威嚇してくる鬼を見下す。鬼であればこの程度の高さに飛びつくことなど簡単なことだ。
鬼を前にしている。いつ何とき攻撃を受けるか分からない。すぐに斬れる様に刀を抜く。



「…この鬼はお前の家族か」



「…私の母です」



刀を見ていた娘の目と義勇の目が合う。



(…勘は当たっていたか)



鬼殺隊として成すべきことは分かっている。しかし、鬼となっても娘にとっては母だ。目の前で斬ることに抵抗がないといえば嘘になる。

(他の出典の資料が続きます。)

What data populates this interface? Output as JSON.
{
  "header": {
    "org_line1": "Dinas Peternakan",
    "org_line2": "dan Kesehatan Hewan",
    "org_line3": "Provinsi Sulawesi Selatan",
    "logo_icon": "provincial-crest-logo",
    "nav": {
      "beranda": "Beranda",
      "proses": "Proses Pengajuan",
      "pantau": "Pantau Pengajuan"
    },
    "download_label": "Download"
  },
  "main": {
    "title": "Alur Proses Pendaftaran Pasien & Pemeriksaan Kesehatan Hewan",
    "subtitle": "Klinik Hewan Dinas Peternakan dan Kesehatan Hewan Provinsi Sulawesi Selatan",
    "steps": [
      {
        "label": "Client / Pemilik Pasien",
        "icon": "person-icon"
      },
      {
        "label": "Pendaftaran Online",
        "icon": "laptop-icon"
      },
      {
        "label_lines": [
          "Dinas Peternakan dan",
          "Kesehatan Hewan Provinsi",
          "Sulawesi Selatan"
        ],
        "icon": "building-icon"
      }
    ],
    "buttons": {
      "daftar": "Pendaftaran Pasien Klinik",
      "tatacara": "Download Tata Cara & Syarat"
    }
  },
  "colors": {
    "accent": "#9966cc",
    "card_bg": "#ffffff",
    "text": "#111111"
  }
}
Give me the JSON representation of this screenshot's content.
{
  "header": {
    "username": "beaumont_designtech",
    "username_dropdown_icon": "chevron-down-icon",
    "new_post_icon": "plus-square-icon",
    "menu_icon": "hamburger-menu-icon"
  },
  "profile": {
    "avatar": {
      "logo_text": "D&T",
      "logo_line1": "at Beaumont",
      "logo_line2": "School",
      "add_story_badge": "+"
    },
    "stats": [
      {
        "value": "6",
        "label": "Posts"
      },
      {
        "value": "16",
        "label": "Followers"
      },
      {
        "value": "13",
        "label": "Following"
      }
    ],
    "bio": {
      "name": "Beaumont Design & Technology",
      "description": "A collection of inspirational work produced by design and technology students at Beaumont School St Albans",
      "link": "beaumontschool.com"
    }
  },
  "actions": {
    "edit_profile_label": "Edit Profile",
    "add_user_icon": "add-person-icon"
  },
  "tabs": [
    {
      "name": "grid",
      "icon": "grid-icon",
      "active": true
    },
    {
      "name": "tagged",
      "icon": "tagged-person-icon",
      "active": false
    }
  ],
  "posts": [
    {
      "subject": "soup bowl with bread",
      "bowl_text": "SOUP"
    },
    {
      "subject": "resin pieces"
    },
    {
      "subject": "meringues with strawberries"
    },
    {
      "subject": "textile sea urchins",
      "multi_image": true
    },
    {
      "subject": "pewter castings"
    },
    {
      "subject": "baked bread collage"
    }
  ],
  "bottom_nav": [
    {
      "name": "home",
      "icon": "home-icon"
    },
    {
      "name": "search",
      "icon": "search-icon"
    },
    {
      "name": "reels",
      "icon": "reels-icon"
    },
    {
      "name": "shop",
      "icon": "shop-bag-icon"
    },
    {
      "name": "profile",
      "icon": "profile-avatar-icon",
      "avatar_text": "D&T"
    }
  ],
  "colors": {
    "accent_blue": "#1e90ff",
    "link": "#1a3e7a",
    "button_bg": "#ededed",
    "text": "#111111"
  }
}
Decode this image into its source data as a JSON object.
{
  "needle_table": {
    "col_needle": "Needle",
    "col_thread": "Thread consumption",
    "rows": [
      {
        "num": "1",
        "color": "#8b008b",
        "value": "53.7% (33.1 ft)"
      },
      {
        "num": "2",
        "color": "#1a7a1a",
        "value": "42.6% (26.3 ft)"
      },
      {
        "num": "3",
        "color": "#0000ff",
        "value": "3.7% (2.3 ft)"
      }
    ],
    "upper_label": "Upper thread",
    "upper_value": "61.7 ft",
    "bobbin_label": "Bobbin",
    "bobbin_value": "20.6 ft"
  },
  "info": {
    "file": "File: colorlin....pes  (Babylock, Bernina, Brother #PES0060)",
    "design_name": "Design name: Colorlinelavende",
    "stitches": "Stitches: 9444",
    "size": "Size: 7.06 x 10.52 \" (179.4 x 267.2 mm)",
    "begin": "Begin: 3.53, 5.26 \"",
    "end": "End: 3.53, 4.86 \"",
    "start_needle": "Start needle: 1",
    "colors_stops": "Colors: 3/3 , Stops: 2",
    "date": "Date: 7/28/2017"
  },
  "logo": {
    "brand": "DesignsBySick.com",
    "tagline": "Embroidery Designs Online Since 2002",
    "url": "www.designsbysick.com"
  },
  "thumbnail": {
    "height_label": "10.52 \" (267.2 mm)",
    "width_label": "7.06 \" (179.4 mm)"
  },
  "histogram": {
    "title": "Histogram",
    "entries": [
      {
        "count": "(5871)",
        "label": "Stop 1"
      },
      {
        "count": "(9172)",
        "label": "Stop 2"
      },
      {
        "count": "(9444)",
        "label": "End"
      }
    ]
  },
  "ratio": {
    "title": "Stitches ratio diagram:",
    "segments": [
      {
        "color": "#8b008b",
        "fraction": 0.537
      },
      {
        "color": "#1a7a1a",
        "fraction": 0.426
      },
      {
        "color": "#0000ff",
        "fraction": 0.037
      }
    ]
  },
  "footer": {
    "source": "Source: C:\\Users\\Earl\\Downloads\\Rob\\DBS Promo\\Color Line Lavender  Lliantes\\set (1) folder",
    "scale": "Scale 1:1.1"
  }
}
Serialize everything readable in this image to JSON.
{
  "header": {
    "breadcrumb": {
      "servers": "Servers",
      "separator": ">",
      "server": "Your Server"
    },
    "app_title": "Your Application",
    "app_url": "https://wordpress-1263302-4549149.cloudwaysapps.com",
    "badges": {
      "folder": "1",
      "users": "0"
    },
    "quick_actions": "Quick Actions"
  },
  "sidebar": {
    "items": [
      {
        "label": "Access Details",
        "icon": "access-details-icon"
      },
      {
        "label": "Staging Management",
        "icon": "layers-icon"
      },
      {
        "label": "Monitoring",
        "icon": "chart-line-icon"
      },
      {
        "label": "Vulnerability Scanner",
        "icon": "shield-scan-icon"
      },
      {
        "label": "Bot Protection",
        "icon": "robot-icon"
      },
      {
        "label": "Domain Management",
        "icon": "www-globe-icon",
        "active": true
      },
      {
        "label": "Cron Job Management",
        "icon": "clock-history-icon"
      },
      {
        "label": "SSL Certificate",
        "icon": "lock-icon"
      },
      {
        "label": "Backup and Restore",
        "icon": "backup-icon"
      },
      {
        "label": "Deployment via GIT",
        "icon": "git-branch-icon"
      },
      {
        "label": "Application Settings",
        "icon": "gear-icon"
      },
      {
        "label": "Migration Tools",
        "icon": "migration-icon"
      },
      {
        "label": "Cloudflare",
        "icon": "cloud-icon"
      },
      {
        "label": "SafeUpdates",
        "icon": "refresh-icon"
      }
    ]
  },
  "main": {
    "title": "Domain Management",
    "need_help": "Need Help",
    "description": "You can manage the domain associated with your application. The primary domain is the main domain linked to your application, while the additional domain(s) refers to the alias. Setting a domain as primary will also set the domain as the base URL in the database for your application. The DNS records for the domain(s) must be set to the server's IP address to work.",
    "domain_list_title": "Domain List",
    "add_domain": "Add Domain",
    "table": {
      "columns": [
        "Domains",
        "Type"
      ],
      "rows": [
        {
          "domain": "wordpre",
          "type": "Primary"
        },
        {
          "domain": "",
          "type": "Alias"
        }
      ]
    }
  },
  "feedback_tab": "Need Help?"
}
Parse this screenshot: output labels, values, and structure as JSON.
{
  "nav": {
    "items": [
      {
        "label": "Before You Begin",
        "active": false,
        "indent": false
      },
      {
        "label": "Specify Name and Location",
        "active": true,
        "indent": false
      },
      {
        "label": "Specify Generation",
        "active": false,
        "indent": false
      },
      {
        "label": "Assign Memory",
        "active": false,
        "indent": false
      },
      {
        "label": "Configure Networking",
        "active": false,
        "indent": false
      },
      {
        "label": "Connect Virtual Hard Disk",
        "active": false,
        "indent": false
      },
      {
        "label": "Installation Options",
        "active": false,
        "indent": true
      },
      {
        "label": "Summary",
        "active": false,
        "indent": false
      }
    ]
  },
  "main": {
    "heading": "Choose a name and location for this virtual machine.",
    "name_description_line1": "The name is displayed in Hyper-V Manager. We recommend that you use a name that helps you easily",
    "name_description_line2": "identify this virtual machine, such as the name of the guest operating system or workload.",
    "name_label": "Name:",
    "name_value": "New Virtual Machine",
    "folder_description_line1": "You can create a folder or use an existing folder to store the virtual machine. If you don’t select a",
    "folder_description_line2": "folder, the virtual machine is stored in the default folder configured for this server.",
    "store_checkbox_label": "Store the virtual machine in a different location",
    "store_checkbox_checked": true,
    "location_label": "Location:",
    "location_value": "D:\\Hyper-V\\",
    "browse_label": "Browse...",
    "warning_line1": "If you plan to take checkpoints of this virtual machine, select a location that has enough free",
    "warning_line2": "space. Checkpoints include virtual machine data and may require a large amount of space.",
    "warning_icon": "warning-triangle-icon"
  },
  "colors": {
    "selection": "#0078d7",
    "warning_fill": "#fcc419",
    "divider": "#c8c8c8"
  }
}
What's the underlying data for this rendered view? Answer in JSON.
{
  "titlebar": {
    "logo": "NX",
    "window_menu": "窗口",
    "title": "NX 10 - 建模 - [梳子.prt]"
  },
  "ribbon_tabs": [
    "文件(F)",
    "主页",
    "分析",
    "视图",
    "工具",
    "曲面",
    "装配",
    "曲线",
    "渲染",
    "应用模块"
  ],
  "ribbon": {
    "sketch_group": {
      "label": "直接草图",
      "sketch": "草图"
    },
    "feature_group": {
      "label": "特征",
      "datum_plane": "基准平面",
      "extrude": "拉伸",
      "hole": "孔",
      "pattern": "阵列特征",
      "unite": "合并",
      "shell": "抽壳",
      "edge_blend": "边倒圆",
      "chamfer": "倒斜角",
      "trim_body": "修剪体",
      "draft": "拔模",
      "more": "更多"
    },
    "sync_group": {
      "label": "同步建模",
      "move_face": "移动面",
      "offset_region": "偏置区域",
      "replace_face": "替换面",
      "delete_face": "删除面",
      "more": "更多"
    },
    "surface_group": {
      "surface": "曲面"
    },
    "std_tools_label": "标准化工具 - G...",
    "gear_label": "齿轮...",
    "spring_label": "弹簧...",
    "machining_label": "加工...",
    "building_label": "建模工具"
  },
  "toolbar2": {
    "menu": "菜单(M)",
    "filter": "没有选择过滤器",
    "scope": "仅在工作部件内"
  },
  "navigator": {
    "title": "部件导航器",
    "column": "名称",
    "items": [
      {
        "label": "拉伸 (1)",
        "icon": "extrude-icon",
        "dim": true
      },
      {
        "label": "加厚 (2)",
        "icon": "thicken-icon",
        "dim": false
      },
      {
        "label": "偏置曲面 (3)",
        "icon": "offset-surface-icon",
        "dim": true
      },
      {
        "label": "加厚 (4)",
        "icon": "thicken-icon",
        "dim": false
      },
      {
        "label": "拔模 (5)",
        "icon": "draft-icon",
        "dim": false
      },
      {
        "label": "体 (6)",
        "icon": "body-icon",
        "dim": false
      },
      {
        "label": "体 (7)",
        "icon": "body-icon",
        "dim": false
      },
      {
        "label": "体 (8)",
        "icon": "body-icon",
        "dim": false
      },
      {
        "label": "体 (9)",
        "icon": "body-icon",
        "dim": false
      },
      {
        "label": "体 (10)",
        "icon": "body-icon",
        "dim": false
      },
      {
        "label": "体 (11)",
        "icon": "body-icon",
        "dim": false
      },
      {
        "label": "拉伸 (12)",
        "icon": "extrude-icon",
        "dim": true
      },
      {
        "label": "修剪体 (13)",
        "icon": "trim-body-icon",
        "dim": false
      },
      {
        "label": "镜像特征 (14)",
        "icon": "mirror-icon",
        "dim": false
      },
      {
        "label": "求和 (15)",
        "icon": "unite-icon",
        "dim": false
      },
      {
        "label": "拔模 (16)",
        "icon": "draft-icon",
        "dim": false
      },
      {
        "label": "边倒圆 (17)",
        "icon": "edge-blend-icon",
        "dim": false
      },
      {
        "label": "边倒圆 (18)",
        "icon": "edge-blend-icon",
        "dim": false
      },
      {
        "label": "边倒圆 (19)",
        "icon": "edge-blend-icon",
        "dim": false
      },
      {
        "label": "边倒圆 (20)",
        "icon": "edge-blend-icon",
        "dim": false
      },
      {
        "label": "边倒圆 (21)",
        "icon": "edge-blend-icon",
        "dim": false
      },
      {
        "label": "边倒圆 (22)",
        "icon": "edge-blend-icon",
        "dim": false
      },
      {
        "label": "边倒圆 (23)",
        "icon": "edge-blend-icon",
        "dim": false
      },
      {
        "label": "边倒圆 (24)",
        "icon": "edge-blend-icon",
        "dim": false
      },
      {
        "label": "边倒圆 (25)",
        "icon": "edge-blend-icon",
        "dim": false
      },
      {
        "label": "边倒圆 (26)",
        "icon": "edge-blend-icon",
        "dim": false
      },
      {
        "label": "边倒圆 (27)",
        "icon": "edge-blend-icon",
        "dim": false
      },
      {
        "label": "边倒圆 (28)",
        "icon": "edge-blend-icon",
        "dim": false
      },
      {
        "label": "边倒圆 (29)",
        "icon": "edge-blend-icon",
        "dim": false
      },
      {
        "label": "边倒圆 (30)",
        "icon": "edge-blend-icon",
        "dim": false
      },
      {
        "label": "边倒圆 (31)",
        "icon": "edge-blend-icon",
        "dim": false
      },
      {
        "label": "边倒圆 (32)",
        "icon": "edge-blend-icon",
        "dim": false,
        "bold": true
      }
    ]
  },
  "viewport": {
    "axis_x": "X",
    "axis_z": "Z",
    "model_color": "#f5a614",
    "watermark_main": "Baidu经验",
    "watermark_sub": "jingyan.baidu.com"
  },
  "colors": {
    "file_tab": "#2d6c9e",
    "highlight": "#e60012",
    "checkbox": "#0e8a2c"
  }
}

「お前の母は鬼となり、町の者たちを殺した。鬼は滅さなければならない。…その方法は首を落とすだけだ。」



簡単に了解が得られるとは思っていない。しかし、鬼はそのままには出来ない。これが現実だ。



「、、、なんとか母が生きら


「 ない 」」



くるだろうと思っていた言葉を食い気味に否定する。家族を生かしたい、人間に戻したいと思うのは普通であろう。でも、鬼というのはそんなに甘くはない。こころを持たず、そして人を喰らうのだ。



「鬼が人に戻る方法はない。人間の時の記憶はない。同情はするだけ無駄だ。」



娘の暗くなる表情。…絶望しているのだろう。